Les juges d'instruction reprochent à Grégoire Chassaing une "succession de comportements fautifs". En voulant aller "au contact des teufeurs", il s'est "manifestement écarté de la doctrine du maintien de l'ordre", écrivent-ils dans leur ordonnance de renvoi pour homicide involontaire, rendue le 18 décembre 2023 et consultée par franceinfo. "Plutôt que de calmer les choses, l'attitude du commissaire Chassaing va contribuer à sensiblement envenimer la situation." L'usage des armes "est d'autant plus disproportionné qu'il a été fait de nuit, sans sommations préalables, sans visibilité aucune et sans discernement", soulignent les deux magistrats. Ils lui reprochent également de n'avoir pas pris en compte "la configuration des lieux et des risques de chute avérés" en bord de Loire.

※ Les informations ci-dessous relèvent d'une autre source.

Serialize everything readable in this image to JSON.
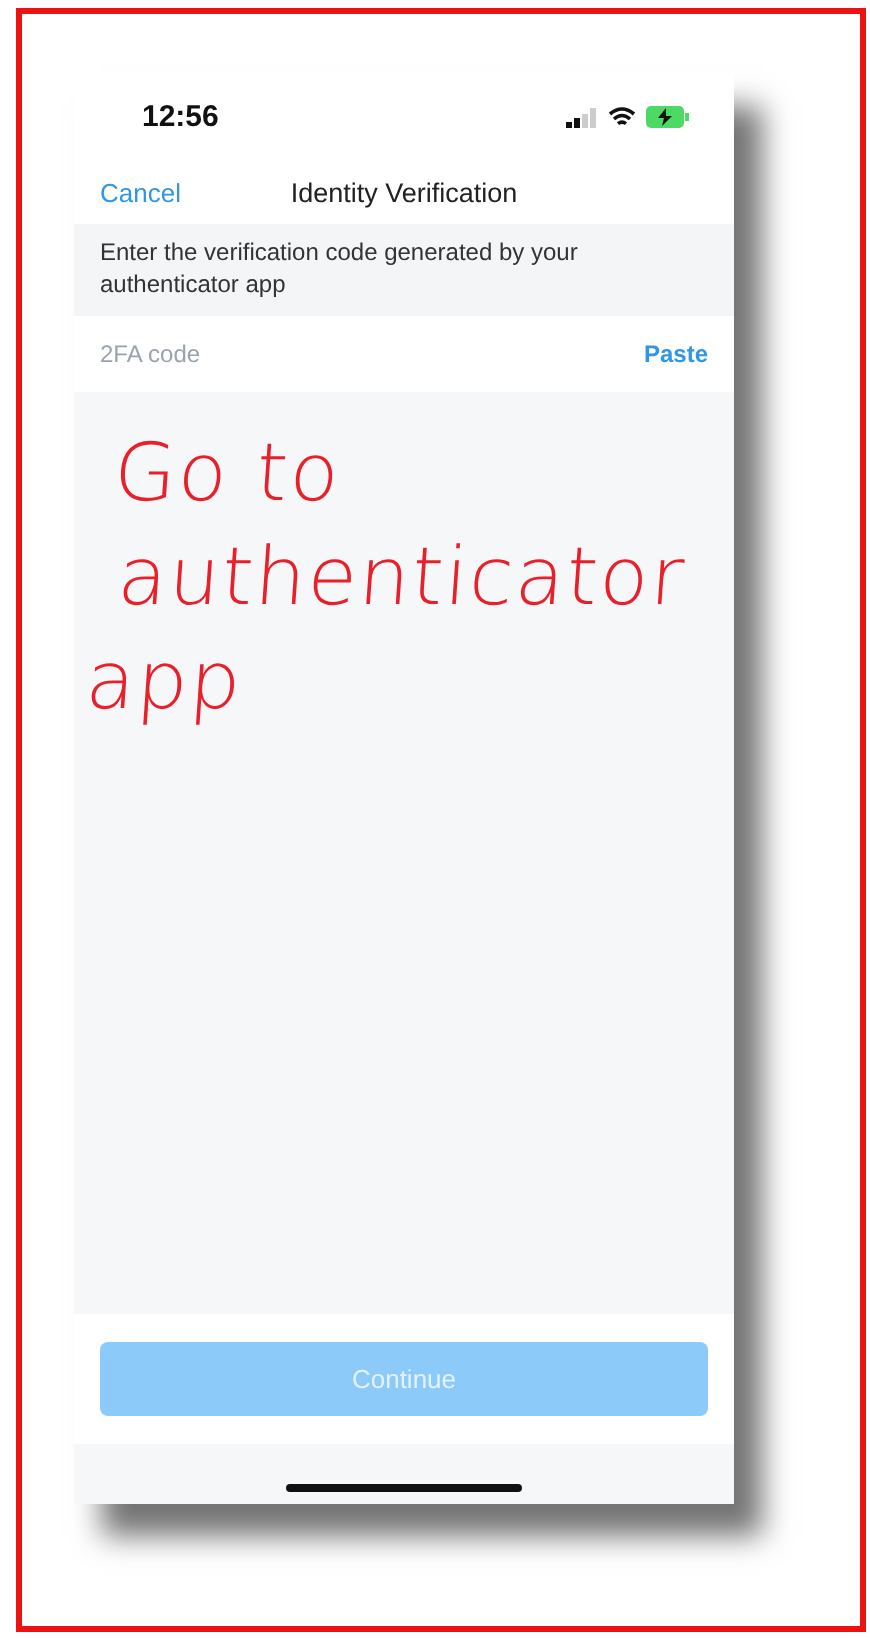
{
  "status_bar": {
    "time": "12:56"
  },
  "nav_bar": {
    "cancel": "Cancel",
    "title": "Identity Verification"
  },
  "instructions": "Enter the verification code generated by your authenticator app",
  "code_field": {
    "placeholder": "2FA code",
    "paste": "Paste"
  },
  "annotation": [
    "Go to",
    "authenticator",
    "app"
  ],
  "continue_button": {
    "label": "Continue",
    "disabled": true
  }
}
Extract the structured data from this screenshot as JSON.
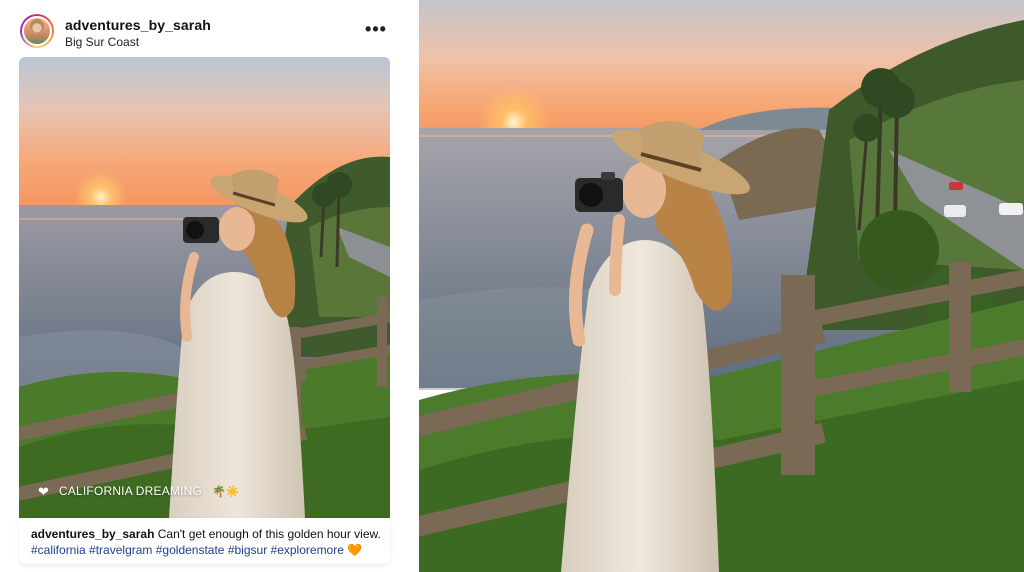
{
  "post": {
    "username": "adventures_by_sarah",
    "location": "Big Sur Coast",
    "more_icon": "more-horizontal-icon",
    "overlay": {
      "icon": "heart-icon",
      "text": "CALIFORNIA DREAMING",
      "emojis": "🌴☀️"
    },
    "caption": {
      "username": "adventures_by_sarah",
      "text": "Can't get enough of this golden hour view.",
      "hashtags": [
        "#california",
        "#travelgram",
        "#goldenstate",
        "#bigsur",
        "#exploremore"
      ],
      "end_emoji": "🧡"
    }
  },
  "colors": {
    "hashtag": "#1e3f8a",
    "sky_top": "#f2c6a6",
    "sun": "#ffb25a",
    "ocean": "#6f7b8d",
    "grass": "#4f7f2c"
  }
}
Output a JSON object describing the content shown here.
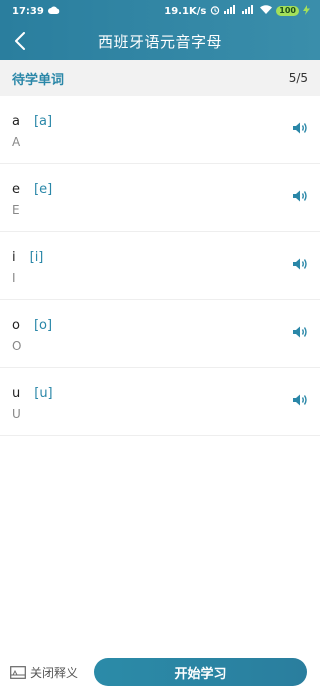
{
  "status_bar": {
    "time": "17:39",
    "network_speed": "19.1K/s",
    "battery": "100"
  },
  "nav": {
    "title": "西班牙语元音字母"
  },
  "subheader": {
    "label": "待学单词",
    "count": "5/5"
  },
  "items": [
    {
      "letter": "a",
      "ipa": "[a]",
      "upper": "A"
    },
    {
      "letter": "e",
      "ipa": "[e]",
      "upper": "E"
    },
    {
      "letter": "i",
      "ipa": "[i]",
      "upper": "I"
    },
    {
      "letter": "o",
      "ipa": "[o]",
      "upper": "O"
    },
    {
      "letter": "u",
      "ipa": "[u]",
      "upper": "U"
    }
  ],
  "footer": {
    "toggle_label": "关闭释义",
    "start_label": "开始学习"
  },
  "colors": {
    "accent": "#2a87a8",
    "header": "#2a7e9e"
  }
}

Les magistrats établissent que "dès 4h31 [soit deux minutes avant la chute du jeune homme], les grenades lacrymogènes sont envoyées en direction des teufeurs, provoquant un premier mouvement de refoulement". Ils estiment donc que le commissaire a commis une "faute caractérisée" et "involontairement causé" la mort du jeune homme.

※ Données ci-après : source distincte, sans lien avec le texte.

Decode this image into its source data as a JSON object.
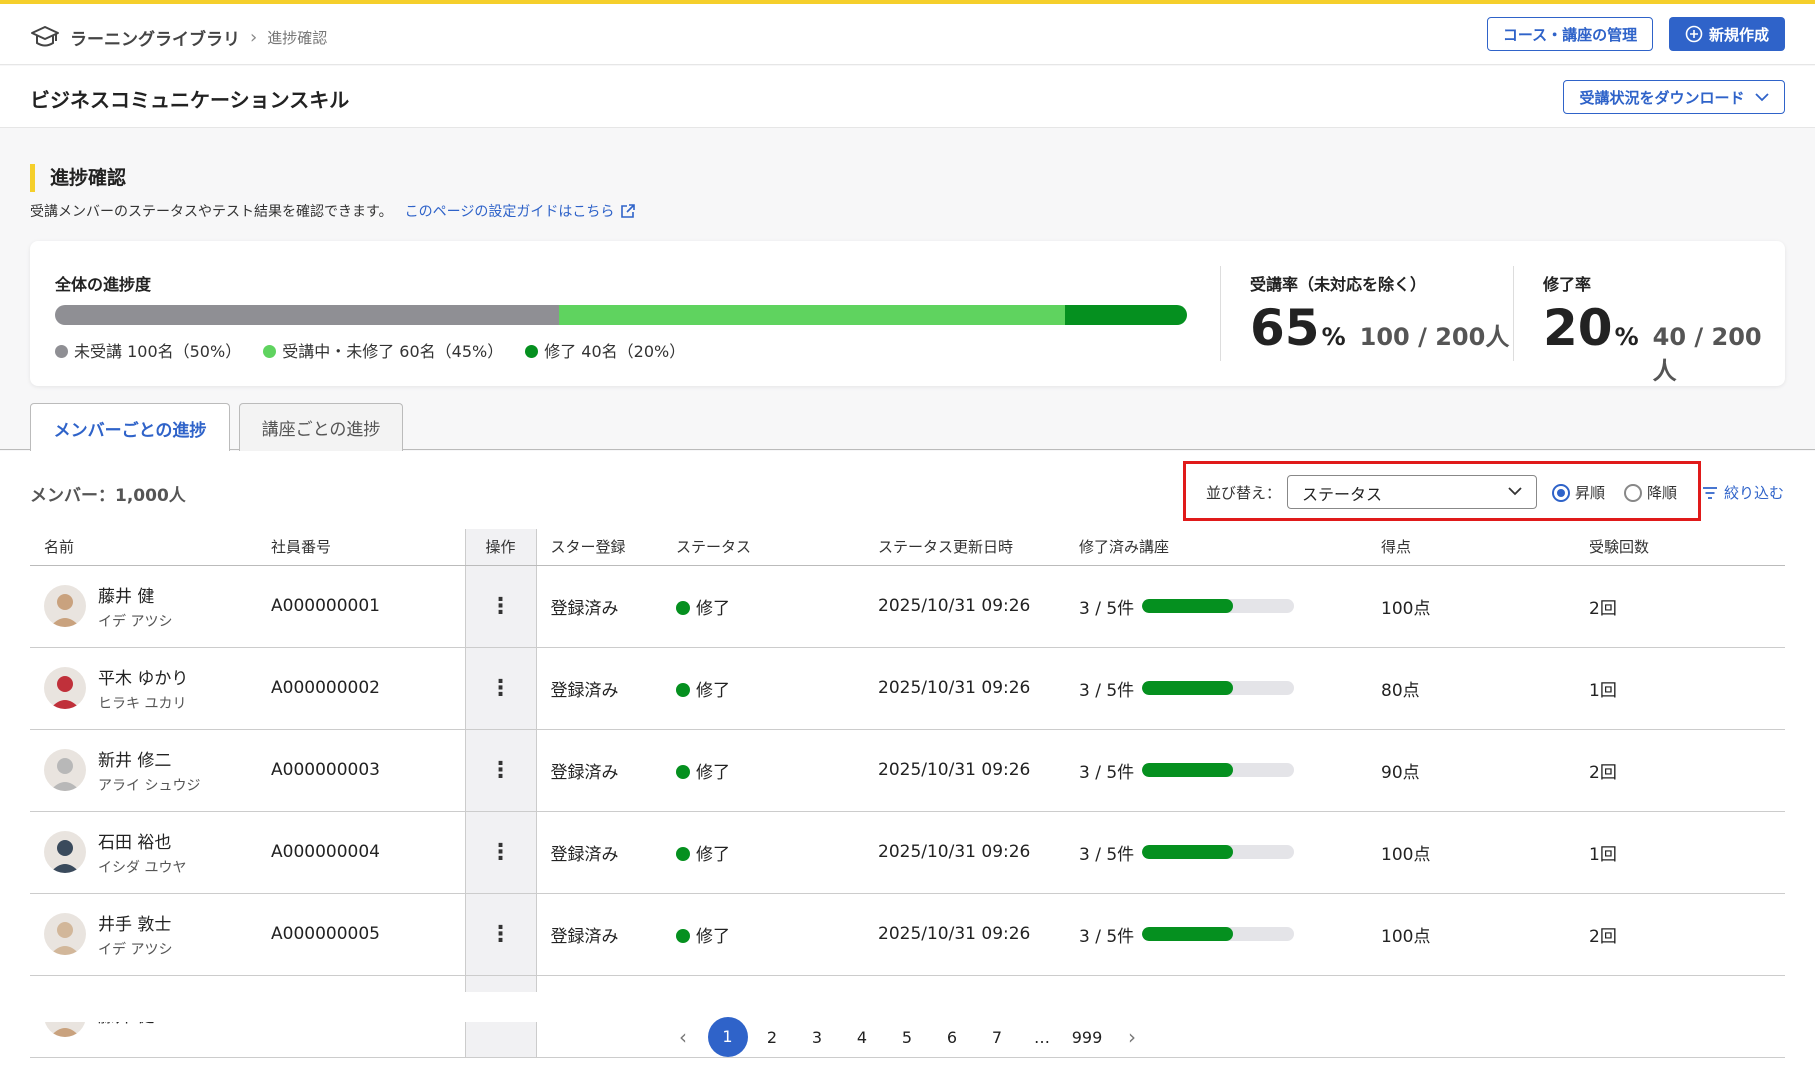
{
  "header": {
    "library": "ラーニングライブラリ",
    "current": "進捗確認",
    "manage_button": "コース・講座の管理",
    "new_button": "新規作成"
  },
  "course": {
    "title": "ビジネスコミュニケーションスキル",
    "download_button": "受講状況をダウンロード"
  },
  "section": {
    "title": "進捗確認",
    "description": "受講メンバーのステータスやテスト結果を確認できます。",
    "guide_link": "このページの設定ガイドはこちら"
  },
  "overview": {
    "progress_label": "全体の進捗度",
    "segments": [
      {
        "label": "未受講 100名（50%）",
        "fraction": 0.445,
        "color": "#8f8f94"
      },
      {
        "label": "受講中・未修了 60名（45%）",
        "fraction": 0.447,
        "color": "#5fd35f"
      },
      {
        "label": "修了 40名（20%）",
        "fraction": 0.108,
        "color": "#05901f"
      }
    ],
    "attendance": {
      "label": "受講率（未対応を除く）",
      "percent": "65",
      "unit": "%",
      "count": "100 / 200人"
    },
    "completion": {
      "label": "修了率",
      "percent": "20",
      "unit": "%",
      "count": "40 / 200人"
    }
  },
  "tabs": {
    "members": "メンバーごとの進捗",
    "courses": "講座ごとの進捗"
  },
  "list": {
    "member_count": "メンバー：1,000人",
    "sort_label": "並び替え：",
    "sort_value": "ステータス",
    "asc": "昇順",
    "desc": "降順",
    "filter": "絞り込む"
  },
  "table": {
    "headers": [
      "名前",
      "社員番号",
      "操作",
      "スター登録",
      "ステータス",
      "ステータス更新日時",
      "修了済み講座",
      "得点",
      "受験回数"
    ],
    "rows": [
      {
        "name": "藤井 健",
        "kana": "イデ アツシ",
        "id": "A000000001",
        "star": "登録済み",
        "status": "修了",
        "updated": "2025/10/31 09:26",
        "completed": "3 / 5件",
        "progress": 0.6,
        "score": "100点",
        "attempts": "2回",
        "avatar_color": "#c9a27e"
      },
      {
        "name": "平木 ゆかり",
        "kana": "ヒラキ ユカリ",
        "id": "A000000002",
        "star": "登録済み",
        "status": "修了",
        "updated": "2025/10/31 09:26",
        "completed": "3 / 5件",
        "progress": 0.6,
        "score": "80点",
        "attempts": "1回",
        "avatar_color": "#c0303a"
      },
      {
        "name": "新井 修二",
        "kana": "アライ シュウジ",
        "id": "A000000003",
        "star": "登録済み",
        "status": "修了",
        "updated": "2025/10/31 09:26",
        "completed": "3 / 5件",
        "progress": 0.6,
        "score": "90点",
        "attempts": "2回",
        "avatar_color": "#b8b8b8"
      },
      {
        "name": "石田 裕也",
        "kana": "イシダ ユウヤ",
        "id": "A000000004",
        "star": "登録済み",
        "status": "修了",
        "updated": "2025/10/31 09:26",
        "completed": "3 / 5件",
        "progress": 0.6,
        "score": "100点",
        "attempts": "1回",
        "avatar_color": "#3a4a5c"
      },
      {
        "name": "井手 敦士",
        "kana": "イデ アツシ",
        "id": "A000000005",
        "star": "登録済み",
        "status": "修了",
        "updated": "2025/10/31 09:26",
        "completed": "3 / 5件",
        "progress": 0.6,
        "score": "100点",
        "attempts": "2回",
        "avatar_color": "#d2b79a"
      },
      {
        "name": "藤井 健",
        "kana": "",
        "id": "",
        "star": "",
        "status": "",
        "updated": "",
        "completed": "",
        "progress": 0,
        "score": "",
        "attempts": "",
        "avatar_color": "#c9a27e"
      }
    ]
  },
  "pagination": {
    "prev": "‹",
    "pages": [
      "1",
      "2",
      "3",
      "4",
      "5",
      "6",
      "7",
      "…",
      "999"
    ],
    "current": "1",
    "next": "›"
  }
}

4 Pourquoi est-il le seul renvoyé devant la justice ?

Dans un premier temps, trois personnes ont été mises en examen pour homicide involontaire. Mais Claude d'Harcourt et Johann Mougenot, respectivement préfet et sous-préfet de Loire-Atlantique au moment des faits, ont finalement bénéficié d'un non-lieu. Pour être retenue, une "faute caractérisée" doit exposer autrui à un risque grave, qui ne peut être ignoré, avec une conscience du danger que son comportement fait courir aux autres. Or, pour les juges d'instruction, les heurts entre la police et les fêtards n'étaient pas prévisibles par les autorités.

Seul le commissaire de police est donc renvoyé devant le tribunal correctionnel. Une décision que l'avocate de la famille de Steve Maia Caniço salue. "Si d'autres personnes avaient été renvoyées devant le tribunal correctionnel, la responsabilité du commissaire aurait été diluée et il aurait pu rejeter sa responsabilité sur d'autres prévenus", développe Cécile de Oliveira. "Des responsabilités administratives auraient pu être recherchées, auprès de la mairie et de la préfecture. Mais la responsabilité pénale de l'homicide involontaire est celle de Grégoire Chassaing", considère-t-elle.

5 Comment se défend-il ?

Le commissaire, toujours en poste après une mutation à Lyon, n'a pas été sanctionné sur le plan disciplinaire et garde le soutien de sa hiérarchie, assure son avocat, Louis Cailliez. Grégoire Chassaing rejette en bloc toute infraction. "Il n'a commis aucune faute caractérisée, et n'a pas causé, même indirectement, la mort de Steve Maia Caniço", a déclaré son avocat lors d'une conférence de presse, le 4 juin. Selon lui, "l'explication la plus crédible (...) est celle d'une chute en Loire fortuite, par inadvertance, du simple fait de la configuration intrinsèquement dangereuse des lieux, et sans aucun rapport avec la police". L'avocat souligne en outre que "de nombreux témoins et experts sont cités [29 au total], ce qui signifie que la justice veut refaire le dossier".

"Certains accidents sont à la fois la faute de tout le monde et la faute de personne. Celui-ci, en tout cas, n'est pas la faute de Grégoire Chassaing. C'est difficile à entendre, qu'il n'y ait pas de responsable pénal, mais cela n'en reste pas moins la vérité", insiste l'avocat, qui va plaider la relaxe. Son client encourt jusqu'à trois ans d'emprisonnement et 45 000 euros d'amende, peine maximale prévue pour un homicide involontaire sans circonstance aggravante.